While railroad technology may no longer represent the forefront of engineering, the club still attracts students. "My research interests focus on virtual worlds, and Gifford City is definitely a virtual world," says Rebecca Perry, a doctoral student in the department of Science, Technology, and Society who joined TMRC in early 2012. "It's a great way of thinking about physical model systems."
Member-operated trains are electronically powered and move at scale speeds of 100 miles per hour (about 1.15 miles per hour in real time). The track is modeled on the Boston and Albany Railroad, and Gifford City is loosely based on Boston and Cambridge.
"It's more than just engineering technique," says TMRC electronics consultant John Purbrick '73. "It's part engineering, part art."
Members create buildings and most scenery from scratch, and they repaint locomotives in MIT's cardinal and gray. Many buildings pay homage to MIT, including a miniaturized Green Building, whose façade doubles as a game screen to play Tetris.

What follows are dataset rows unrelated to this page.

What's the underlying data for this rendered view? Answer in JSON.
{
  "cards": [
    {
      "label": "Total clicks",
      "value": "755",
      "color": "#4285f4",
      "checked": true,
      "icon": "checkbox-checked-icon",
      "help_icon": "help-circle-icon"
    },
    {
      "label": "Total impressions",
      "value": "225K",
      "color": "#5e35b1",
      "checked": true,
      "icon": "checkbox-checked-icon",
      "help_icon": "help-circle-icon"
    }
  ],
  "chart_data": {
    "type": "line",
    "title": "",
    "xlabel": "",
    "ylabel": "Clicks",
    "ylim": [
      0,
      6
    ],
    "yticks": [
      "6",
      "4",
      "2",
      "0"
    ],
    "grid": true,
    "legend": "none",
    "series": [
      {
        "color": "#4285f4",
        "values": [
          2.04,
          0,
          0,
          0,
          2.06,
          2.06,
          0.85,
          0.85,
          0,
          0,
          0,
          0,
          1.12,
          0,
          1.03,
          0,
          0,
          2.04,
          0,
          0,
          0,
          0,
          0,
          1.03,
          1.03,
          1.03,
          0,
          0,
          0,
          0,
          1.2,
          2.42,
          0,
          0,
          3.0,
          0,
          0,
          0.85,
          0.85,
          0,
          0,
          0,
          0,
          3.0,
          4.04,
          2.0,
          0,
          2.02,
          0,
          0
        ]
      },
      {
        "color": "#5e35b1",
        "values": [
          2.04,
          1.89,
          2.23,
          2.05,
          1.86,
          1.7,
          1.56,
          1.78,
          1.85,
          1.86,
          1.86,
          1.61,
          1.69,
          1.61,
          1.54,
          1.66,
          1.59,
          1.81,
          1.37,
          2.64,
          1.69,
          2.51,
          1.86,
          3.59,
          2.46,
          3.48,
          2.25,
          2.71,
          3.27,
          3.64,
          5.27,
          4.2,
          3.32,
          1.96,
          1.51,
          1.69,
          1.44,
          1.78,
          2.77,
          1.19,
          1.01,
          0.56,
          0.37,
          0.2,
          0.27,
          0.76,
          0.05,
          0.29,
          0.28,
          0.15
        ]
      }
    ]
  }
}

Past TMRC members have had careers with real railroads. J. Reilly McCarren '77, for example, is chairman of the board of the Arkansas & Missouri Railroad, and Joshua Coran '68 is the former chief mechanical engineer for the Alaska Railroad Corporation.
Founded in 1946, the club has declined in membership since its 1960s peak, when it was a 24-hour operation. But there are no plans to close shop.
"The new fashion in model railroading is multiple, connected decks. We'd like to add an upper level, a small mountain town named Sawyer, above our current track," says John McNamara '64, who builds scenery. "That's our next goal. We've already got the layout planned."